Humidification advice for contractors
Most HVAC contractors don’t regularly undertake humidification projects so building up enough experience to avoid the possible pitfalls can be difficult. Below you will find some advice on what any contractor taking on a humidifier project ought to consider.
Beware value engineering
One size does not fit all when it comes to humidifiers. When deciding whether to install a lower cost alternative to a specified system, it’s important to fully understand the reasons behind the initial selection. We often see manufacturing applications that need very precise humidity control being served with electrode boiler humidifiers that are not capable of providing the required level of control.
Typically humidity control of approximately 2 to 3%RH needs resistive steam humidifiers. Installing an electrode boiler humidifier is less expensive but this technology can usually only deliver around ±5%RH. Although this type of humidifier is ideal for many applications, not sticking to a higher specified unit without first researching and considering all the selection criteria can cause headaches for both client and contractor.
How to save costs
Traditionally humidifiers have been seen as expensive to run due to the most popular technologies generating steam with electricity. However, there are several alternatives now for building operators looking to reduce the operating costs of humidification. Gas-fired steam humidifiers present at least a 60% saving on energy costs when compared to electric steam. They have higher capital costs but for any application needing more than 40kg/h with average use, this technology presents a rapid return on investment.
In-duct adiabatic humidifiers, which either spray or evaporate moisture, present a similar saving when combined with gas-fired pre-heating. For further savings, combining adiabatic humidifiers with heat recovery, such as thermal wheels or run-around coils, to provide the pre-heating can reduce the on-going cost of humidity control to less than 10% of electric steam systems.
Adiabatic humidification also offers the benefit of evaporative cooling. This means the humidifier can be used in the summer to provide very economic cooling to reduce the load on mechanical chillers.
There are many things that need to be considered when deciding on product selection and humidification strategy. The earlier in the project the humidification is thought about, the more options are available and potentially a better solution can be provided.
For instance, what is the available duct section length to accommodate the absorption distance? Steam introduced into a duct will need space to fully absorb in order to prevent condensation. This distance can be shortened by using specialist short-evaporation steam lances but the overall length will depend on the quantity of steam being introduced, the air velocity and the air-on condition.
Considering the available energy sources can lead to a dramatic reduction in overall operating costs. In certain circumstances where an existing steam supply is available, a live-steam humidifier can be utilised to provide dry steam to an AHU.
If a building has capacity in its gas-fired heating system, fitting an adiabatic humidifier could be more economical from an operational cost perspective, when taking into consideration the additional pre-heating requirements. This is, of course, necessary to ensure enough moisture from the cold water humidifier can be fully absorbed for the desired supply air condition to be achieved. Without this available heat capacity, often steam humidification is the only practical solution when retrofitting.

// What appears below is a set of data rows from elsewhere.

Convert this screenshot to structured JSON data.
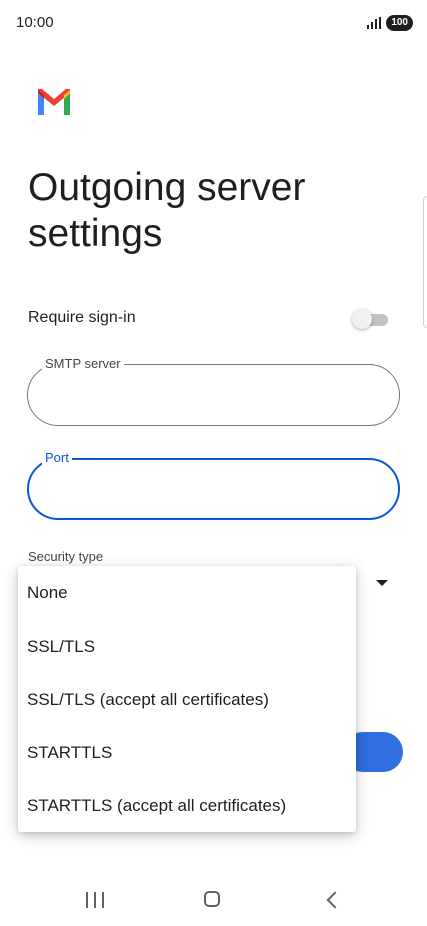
{
  "status_bar": {
    "time": "10:00",
    "battery": "100"
  },
  "app": {
    "name": "Gmail"
  },
  "page": {
    "title": "Outgoing server settings"
  },
  "require_signin": {
    "label": "Require sign-in",
    "enabled": false
  },
  "smtp_server": {
    "label": "SMTP server",
    "value": ""
  },
  "port": {
    "label": "Port",
    "value": ""
  },
  "security_type": {
    "label": "Security type",
    "options": [
      "None",
      "SSL/TLS",
      "SSL/TLS (accept all certificates)",
      "STARTTLS",
      "STARTTLS (accept all certificates)"
    ]
  },
  "colors": {
    "accent": "#0b57d0",
    "button": "#2f6fe0"
  },
  "icons": [
    "signal-icon",
    "battery-icon",
    "gmail-logo",
    "chevron-down-icon",
    "nav-recents-icon",
    "nav-home-icon",
    "nav-back-icon"
  ]
}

High air velocity may prevent evaporative humidifiers being an available option, due to unevaporated droplets being carried into the airstream.
The quality of the mains water in a building must be reviewed prior to humidifier selection. An average water quality of between 125-1250μS/cm is required for an electrode boiler steam humidifier. Below or above this level and an electrode humidifier may experience issues either boiling the water or producing too much scale. Gas-fired or resistive humidifiers can cope with a wider range of water qualities. RO water treatment is also a good solution for humidification in hard water areas, as the majority of the minerals are removed from the supply water before being introduced to the humidifier.

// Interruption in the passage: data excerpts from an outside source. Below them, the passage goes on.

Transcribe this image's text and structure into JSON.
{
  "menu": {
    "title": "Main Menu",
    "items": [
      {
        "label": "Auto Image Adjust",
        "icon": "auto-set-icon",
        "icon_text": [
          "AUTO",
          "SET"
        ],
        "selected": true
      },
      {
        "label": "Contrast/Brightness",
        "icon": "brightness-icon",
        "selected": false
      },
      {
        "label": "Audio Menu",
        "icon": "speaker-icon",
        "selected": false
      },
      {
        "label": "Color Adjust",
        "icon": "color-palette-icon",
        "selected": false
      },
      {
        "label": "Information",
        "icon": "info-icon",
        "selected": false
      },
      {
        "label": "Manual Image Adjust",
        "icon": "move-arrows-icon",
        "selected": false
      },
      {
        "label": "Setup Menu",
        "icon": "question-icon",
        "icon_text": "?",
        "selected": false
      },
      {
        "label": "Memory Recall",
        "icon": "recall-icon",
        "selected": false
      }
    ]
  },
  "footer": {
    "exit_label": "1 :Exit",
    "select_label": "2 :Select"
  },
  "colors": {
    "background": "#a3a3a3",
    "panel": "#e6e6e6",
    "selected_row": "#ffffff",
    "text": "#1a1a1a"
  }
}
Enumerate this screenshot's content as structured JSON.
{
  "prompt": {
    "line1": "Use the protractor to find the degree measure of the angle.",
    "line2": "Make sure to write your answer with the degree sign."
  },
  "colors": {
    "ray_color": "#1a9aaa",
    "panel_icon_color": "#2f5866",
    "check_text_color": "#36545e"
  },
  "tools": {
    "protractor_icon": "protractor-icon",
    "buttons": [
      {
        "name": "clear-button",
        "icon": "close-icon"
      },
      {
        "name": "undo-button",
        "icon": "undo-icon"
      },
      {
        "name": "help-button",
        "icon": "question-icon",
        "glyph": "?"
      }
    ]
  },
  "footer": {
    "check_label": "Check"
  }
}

The level of humidity control needed is a major determining factor in humidifier selection. Although resistive steam humidifiers are a popular choice for close control, recently developed cold water adiabatic systems can provide a similar level of control. Hybrid humidifiers, such as the Condair DL, combine spray and evaporative technology and can deliver ±2%RH control. Gas-fired, electrode boiler or evaporative humidifiers are all capable of delivering around ±10%RH, which is fine for most applications related to human health.

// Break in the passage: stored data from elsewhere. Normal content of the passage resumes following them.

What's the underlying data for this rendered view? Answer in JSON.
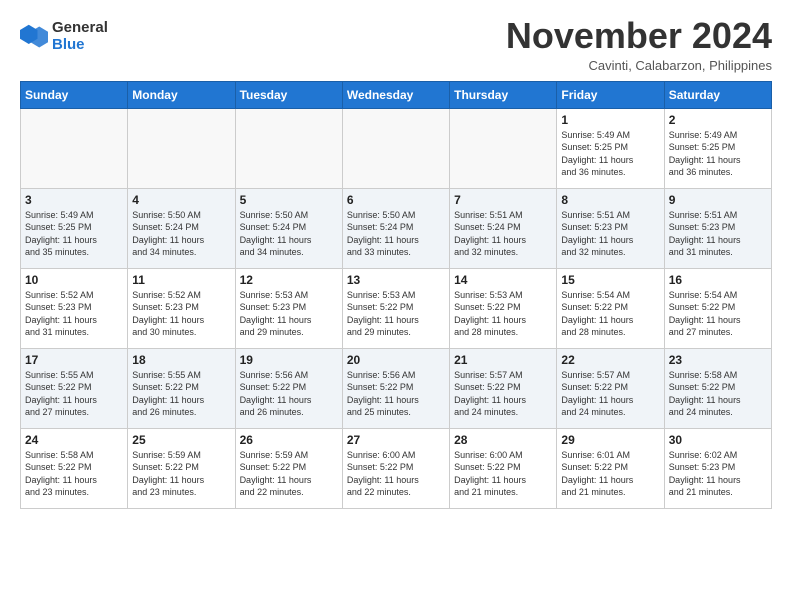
{
  "header": {
    "logo_line1": "General",
    "logo_line2": "Blue",
    "month": "November 2024",
    "location": "Cavinti, Calabarzon, Philippines"
  },
  "weekdays": [
    "Sunday",
    "Monday",
    "Tuesday",
    "Wednesday",
    "Thursday",
    "Friday",
    "Saturday"
  ],
  "rows": [
    [
      {
        "day": "",
        "info": ""
      },
      {
        "day": "",
        "info": ""
      },
      {
        "day": "",
        "info": ""
      },
      {
        "day": "",
        "info": ""
      },
      {
        "day": "",
        "info": ""
      },
      {
        "day": "1",
        "info": "Sunrise: 5:49 AM\nSunset: 5:25 PM\nDaylight: 11 hours\nand 36 minutes."
      },
      {
        "day": "2",
        "info": "Sunrise: 5:49 AM\nSunset: 5:25 PM\nDaylight: 11 hours\nand 36 minutes."
      }
    ],
    [
      {
        "day": "3",
        "info": "Sunrise: 5:49 AM\nSunset: 5:25 PM\nDaylight: 11 hours\nand 35 minutes."
      },
      {
        "day": "4",
        "info": "Sunrise: 5:50 AM\nSunset: 5:24 PM\nDaylight: 11 hours\nand 34 minutes."
      },
      {
        "day": "5",
        "info": "Sunrise: 5:50 AM\nSunset: 5:24 PM\nDaylight: 11 hours\nand 34 minutes."
      },
      {
        "day": "6",
        "info": "Sunrise: 5:50 AM\nSunset: 5:24 PM\nDaylight: 11 hours\nand 33 minutes."
      },
      {
        "day": "7",
        "info": "Sunrise: 5:51 AM\nSunset: 5:24 PM\nDaylight: 11 hours\nand 32 minutes."
      },
      {
        "day": "8",
        "info": "Sunrise: 5:51 AM\nSunset: 5:23 PM\nDaylight: 11 hours\nand 32 minutes."
      },
      {
        "day": "9",
        "info": "Sunrise: 5:51 AM\nSunset: 5:23 PM\nDaylight: 11 hours\nand 31 minutes."
      }
    ],
    [
      {
        "day": "10",
        "info": "Sunrise: 5:52 AM\nSunset: 5:23 PM\nDaylight: 11 hours\nand 31 minutes."
      },
      {
        "day": "11",
        "info": "Sunrise: 5:52 AM\nSunset: 5:23 PM\nDaylight: 11 hours\nand 30 minutes."
      },
      {
        "day": "12",
        "info": "Sunrise: 5:53 AM\nSunset: 5:23 PM\nDaylight: 11 hours\nand 29 minutes."
      },
      {
        "day": "13",
        "info": "Sunrise: 5:53 AM\nSunset: 5:22 PM\nDaylight: 11 hours\nand 29 minutes."
      },
      {
        "day": "14",
        "info": "Sunrise: 5:53 AM\nSunset: 5:22 PM\nDaylight: 11 hours\nand 28 minutes."
      },
      {
        "day": "15",
        "info": "Sunrise: 5:54 AM\nSunset: 5:22 PM\nDaylight: 11 hours\nand 28 minutes."
      },
      {
        "day": "16",
        "info": "Sunrise: 5:54 AM\nSunset: 5:22 PM\nDaylight: 11 hours\nand 27 minutes."
      }
    ],
    [
      {
        "day": "17",
        "info": "Sunrise: 5:55 AM\nSunset: 5:22 PM\nDaylight: 11 hours\nand 27 minutes."
      },
      {
        "day": "18",
        "info": "Sunrise: 5:55 AM\nSunset: 5:22 PM\nDaylight: 11 hours\nand 26 minutes."
      },
      {
        "day": "19",
        "info": "Sunrise: 5:56 AM\nSunset: 5:22 PM\nDaylight: 11 hours\nand 26 minutes."
      },
      {
        "day": "20",
        "info": "Sunrise: 5:56 AM\nSunset: 5:22 PM\nDaylight: 11 hours\nand 25 minutes."
      },
      {
        "day": "21",
        "info": "Sunrise: 5:57 AM\nSunset: 5:22 PM\nDaylight: 11 hours\nand 24 minutes."
      },
      {
        "day": "22",
        "info": "Sunrise: 5:57 AM\nSunset: 5:22 PM\nDaylight: 11 hours\nand 24 minutes."
      },
      {
        "day": "23",
        "info": "Sunrise: 5:58 AM\nSunset: 5:22 PM\nDaylight: 11 hours\nand 24 minutes."
      }
    ],
    [
      {
        "day": "24",
        "info": "Sunrise: 5:58 AM\nSunset: 5:22 PM\nDaylight: 11 hours\nand 23 minutes."
      },
      {
        "day": "25",
        "info": "Sunrise: 5:59 AM\nSunset: 5:22 PM\nDaylight: 11 hours\nand 23 minutes."
      },
      {
        "day": "26",
        "info": "Sunrise: 5:59 AM\nSunset: 5:22 PM\nDaylight: 11 hours\nand 22 minutes."
      },
      {
        "day": "27",
        "info": "Sunrise: 6:00 AM\nSunset: 5:22 PM\nDaylight: 11 hours\nand 22 minutes."
      },
      {
        "day": "28",
        "info": "Sunrise: 6:00 AM\nSunset: 5:22 PM\nDaylight: 11 hours\nand 21 minutes."
      },
      {
        "day": "29",
        "info": "Sunrise: 6:01 AM\nSunset: 5:22 PM\nDaylight: 11 hours\nand 21 minutes."
      },
      {
        "day": "30",
        "info": "Sunrise: 6:02 AM\nSunset: 5:23 PM\nDaylight: 11 hours\nand 21 minutes."
      }
    ]
  ]
}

One of the most important things to consider when setting out on a humidifier project is to get good advice from a competent supplier. Initially, this obviously includes the product selection, so approaching a supplier with a comprehensive range allows for the most appropriate product to be proposed for a project. Also, review what support will be provided prior to and during an install. Being able to obtain clear guidance throughout the project will not just reduce the time on-site but also reduce the possibility of errors resulting in a return visit. Lastly, all humidifiers need to be maintained so check whether the supplier has spare parts available for critical installations and can undertake to service the humidifier directly or provide technical assistance, should you wish to continue to support the client in the long-term.